Simone Veil au Panthéon : un héritage à préserver

Le président Emmanuel Macron a rendu hommage à Simone Veil, dimanche 1er juillet 2018. Le président Emmanuel Macron a rendu hommage à Simone Veil, dimanche 1er juillet 2018.[LUDOVIC MARIN / AFP / POOL]

Des droits des femmes à la réconciliation européenne, en passant par la mémoire de la Shoah, les legs de Simone Veil ne sont pas des acquis irréversibles, et devront être protégés. 

Officiels et anonymes unis dans la même émotion. Tout juste un an après sa mort, Simone Veil est entrée ce dimanche 1er juillet au Panthéon, avec son époux Antoine, dans un moment de communion nationale. La rescapée d’Auschwitz-Birkenau, figure de la lutte pour les droits des femmes et pour la réconciliation européenne, est restée l’une des personnalités politiques les plus populaires du pays. 

«La France aime Simone Veil», a résumé le président Emmanuel Macron. Elle reposera, avec son mari, aux côtés de Jean Moulin, André Malraux, René Cassin et Jean Monnet, «comme elle des maîtres d’espérance», selon le chef de l’Etat. L’acédémicienne avait dédié sa vie à des combats dont l’actualité résonne encore.

Une femme d’engagements

La procession transportant les cercueils s’est arrêtée hier trois fois, pour marquer les trois causes auxquelles Simone Veil avait consacré son existence: l’émancipation des femmes, la cohésion de l’Europe et la mémoire de la Shoah. 

C’est en 1974 qu’elle était entrée dans l’histoire politique, en défendant la dépénalisation de l’interruption volontaire de grossesse (IVG). Alors ministre de la Santé dans un gouvernement essentiellement composé d’hommes, elle avait défendu sa «conviction de femme» devant une Assemblée tout aussi masculine. Au-delà de cette mesure emblématique, son engagement en faveur de l’égalité des sexes s’était poursuivi tout au long de sa carrière, notamment avec son plaidoyer pour la parité dans les années 1990. 

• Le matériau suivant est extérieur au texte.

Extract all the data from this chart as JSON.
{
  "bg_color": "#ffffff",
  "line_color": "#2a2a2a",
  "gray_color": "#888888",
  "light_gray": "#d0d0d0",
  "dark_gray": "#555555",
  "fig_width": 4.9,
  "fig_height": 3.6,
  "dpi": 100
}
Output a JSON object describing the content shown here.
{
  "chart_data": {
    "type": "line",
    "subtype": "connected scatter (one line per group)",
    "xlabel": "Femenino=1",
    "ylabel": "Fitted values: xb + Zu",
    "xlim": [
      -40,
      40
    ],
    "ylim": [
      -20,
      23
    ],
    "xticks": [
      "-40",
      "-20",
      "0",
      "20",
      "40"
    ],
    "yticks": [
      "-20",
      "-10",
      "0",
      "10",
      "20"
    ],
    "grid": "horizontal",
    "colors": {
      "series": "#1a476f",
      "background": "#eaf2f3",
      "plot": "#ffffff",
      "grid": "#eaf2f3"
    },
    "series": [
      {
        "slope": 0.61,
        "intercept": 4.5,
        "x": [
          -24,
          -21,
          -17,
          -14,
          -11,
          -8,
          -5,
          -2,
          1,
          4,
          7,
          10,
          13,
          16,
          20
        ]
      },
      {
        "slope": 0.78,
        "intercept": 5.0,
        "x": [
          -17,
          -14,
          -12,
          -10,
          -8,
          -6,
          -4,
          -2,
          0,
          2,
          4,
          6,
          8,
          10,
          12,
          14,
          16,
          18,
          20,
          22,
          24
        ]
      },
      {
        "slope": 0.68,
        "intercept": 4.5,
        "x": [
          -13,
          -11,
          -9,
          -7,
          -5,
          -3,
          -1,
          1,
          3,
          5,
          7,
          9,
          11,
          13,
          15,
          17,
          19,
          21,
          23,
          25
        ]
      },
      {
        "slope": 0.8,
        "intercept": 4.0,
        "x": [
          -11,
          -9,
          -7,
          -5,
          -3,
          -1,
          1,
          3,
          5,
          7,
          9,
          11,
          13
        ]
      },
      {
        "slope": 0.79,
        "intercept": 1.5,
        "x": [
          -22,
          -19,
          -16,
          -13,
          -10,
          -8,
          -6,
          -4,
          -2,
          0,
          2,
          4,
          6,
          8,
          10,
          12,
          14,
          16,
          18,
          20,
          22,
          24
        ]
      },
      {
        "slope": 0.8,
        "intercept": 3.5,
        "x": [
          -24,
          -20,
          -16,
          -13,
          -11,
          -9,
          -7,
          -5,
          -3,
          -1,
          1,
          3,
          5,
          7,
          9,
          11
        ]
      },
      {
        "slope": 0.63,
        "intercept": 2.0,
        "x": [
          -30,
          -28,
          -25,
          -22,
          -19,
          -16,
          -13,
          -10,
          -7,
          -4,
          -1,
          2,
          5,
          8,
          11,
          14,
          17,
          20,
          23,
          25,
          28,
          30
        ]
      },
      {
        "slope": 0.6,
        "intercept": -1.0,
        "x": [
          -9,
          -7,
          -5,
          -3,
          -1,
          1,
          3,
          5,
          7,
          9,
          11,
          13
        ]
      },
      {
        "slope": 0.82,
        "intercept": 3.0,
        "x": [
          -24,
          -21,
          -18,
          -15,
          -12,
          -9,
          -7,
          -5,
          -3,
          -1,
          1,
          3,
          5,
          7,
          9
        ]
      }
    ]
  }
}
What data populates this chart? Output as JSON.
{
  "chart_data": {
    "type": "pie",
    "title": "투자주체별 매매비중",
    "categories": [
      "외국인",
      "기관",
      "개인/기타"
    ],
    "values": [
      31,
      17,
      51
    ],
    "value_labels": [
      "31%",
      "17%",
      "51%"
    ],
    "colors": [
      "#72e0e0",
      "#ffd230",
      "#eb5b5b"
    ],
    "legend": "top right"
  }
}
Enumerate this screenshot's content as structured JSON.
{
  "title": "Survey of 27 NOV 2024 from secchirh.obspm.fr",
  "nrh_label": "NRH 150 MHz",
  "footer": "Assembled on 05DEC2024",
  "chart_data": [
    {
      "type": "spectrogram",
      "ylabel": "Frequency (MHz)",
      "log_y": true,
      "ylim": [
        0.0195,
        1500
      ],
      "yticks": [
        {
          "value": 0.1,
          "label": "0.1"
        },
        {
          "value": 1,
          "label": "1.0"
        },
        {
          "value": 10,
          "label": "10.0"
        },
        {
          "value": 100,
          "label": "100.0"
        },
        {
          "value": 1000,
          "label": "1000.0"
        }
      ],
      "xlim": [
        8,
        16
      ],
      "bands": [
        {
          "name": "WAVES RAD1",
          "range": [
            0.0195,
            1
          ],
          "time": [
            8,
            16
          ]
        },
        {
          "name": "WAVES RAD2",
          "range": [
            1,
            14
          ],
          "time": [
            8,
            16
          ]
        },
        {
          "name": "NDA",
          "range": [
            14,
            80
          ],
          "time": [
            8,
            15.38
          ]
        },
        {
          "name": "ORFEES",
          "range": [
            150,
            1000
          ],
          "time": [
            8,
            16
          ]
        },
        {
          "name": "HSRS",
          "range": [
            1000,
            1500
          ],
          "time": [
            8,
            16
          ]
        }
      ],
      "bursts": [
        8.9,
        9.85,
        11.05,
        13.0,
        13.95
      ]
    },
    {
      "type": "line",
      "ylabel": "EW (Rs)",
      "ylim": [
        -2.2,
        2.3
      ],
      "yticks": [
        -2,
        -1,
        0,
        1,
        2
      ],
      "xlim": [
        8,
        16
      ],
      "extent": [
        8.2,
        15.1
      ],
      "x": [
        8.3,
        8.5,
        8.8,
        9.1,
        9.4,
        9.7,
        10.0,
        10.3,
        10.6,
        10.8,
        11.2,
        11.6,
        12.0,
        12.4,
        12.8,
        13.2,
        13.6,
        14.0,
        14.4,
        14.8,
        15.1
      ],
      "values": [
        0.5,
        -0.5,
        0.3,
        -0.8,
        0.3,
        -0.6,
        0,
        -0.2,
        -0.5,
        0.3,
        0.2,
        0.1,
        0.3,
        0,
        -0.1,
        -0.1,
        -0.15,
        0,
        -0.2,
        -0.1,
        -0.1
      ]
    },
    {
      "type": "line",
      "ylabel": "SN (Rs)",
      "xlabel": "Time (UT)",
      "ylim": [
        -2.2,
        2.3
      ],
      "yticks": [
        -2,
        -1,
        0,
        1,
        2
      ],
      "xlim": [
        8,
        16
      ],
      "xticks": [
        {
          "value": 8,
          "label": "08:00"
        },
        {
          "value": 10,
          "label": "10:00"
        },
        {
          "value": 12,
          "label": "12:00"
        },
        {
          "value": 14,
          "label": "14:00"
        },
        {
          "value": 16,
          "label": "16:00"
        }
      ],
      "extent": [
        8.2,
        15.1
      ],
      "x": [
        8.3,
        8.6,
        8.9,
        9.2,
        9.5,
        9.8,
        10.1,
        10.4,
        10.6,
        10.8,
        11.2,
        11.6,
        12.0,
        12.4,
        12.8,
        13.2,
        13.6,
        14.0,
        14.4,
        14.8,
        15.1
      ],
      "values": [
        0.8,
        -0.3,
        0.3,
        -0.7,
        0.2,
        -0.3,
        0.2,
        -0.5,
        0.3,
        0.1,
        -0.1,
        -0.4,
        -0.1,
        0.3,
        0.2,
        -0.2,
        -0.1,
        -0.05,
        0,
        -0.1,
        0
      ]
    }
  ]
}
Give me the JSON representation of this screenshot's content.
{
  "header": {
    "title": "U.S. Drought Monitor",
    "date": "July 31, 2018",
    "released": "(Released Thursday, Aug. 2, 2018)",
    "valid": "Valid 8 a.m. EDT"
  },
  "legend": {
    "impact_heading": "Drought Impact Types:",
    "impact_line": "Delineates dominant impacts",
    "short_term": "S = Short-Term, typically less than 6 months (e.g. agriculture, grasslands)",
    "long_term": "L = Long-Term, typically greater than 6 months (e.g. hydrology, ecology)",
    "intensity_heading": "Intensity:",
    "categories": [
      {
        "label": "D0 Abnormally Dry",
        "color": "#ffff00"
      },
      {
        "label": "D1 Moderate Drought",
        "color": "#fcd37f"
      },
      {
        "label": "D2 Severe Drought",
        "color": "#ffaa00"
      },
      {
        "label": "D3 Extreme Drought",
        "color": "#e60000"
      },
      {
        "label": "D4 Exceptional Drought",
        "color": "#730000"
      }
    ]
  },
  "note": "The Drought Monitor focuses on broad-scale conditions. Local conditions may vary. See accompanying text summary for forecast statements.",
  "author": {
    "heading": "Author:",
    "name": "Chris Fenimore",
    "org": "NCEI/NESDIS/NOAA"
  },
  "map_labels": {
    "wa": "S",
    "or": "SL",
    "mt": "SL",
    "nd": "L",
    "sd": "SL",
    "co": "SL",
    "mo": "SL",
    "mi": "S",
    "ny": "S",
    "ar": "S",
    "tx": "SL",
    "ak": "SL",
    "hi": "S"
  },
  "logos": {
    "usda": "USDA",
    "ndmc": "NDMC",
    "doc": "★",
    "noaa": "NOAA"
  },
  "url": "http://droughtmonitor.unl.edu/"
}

L’autre combat de sa vie fut celui de l’Europe. Jeune mariée, à peine cinq ans après son retour d’Auschwitz, elle avait accepté de son suivre son époux à Wiesbaden, en Allemagne, où il avait obtenu un poste. «Alors que la langue allemande la ramenait à un passé douloureux, elle avait tout de suite pris le parti de la réconciliation», souligne la biographe Jocelyne Sauvard, auteure de «Simone Veil, la force de la conviction» (éd. Archipoche). 

Une ligne qui fut la sienne toute sa vie et la conduisit à devenir la première femme présidente du Parlement européen, en 1979, après la première élection de cette assemblée au suffrage universel direct. 

Son troisième combat fut celui du souvenir du génocide des juifs. Présidente de la fondation pour la mémoire de la Shoah, elle avait consacré une partie importante de ses dernières années à témoigner du calvaire qui avait été le sien à Birkenau, expliquant vouloir porter la voix de ceux qui n’étaient pas revenus.

Des victoires jamais acquises

«Simone Veil travaillait pour le présent et pour l’avenir», explique Jocelyne Sauvard, qui note que «ce grand hommage de la panthéonisation arrive dans une Europe blessée, qui n’est pas si fraternelle qu’elle l’avait souhaité». De fait, la montée des populismes au sein des Vingt-Huit fait ressurgir le spectre d’un continent divisé par les rivalités nationalistes.

Et si l’égalité entre les femmes et les hommes a connu de substantielles avancées depuis 1974, elle demeure l’objet d’une lutte perpétuelle, comme le montre la remise en cause du droit à l’IVG dans de nombreux pays.

En 2010, l’entrée de Simone Veil à l’Académie Française avait donné lieu à une manifestation anti-avortement à Paris. Et aujourd’hui encore, les Etats-Unis où la Pologne n’hésitent pas à revenir en arrière, pour durcir leurs législations à ce sujet. Autant d’exemples qui montrent qu’aucune liberté n’est définitivement acquise.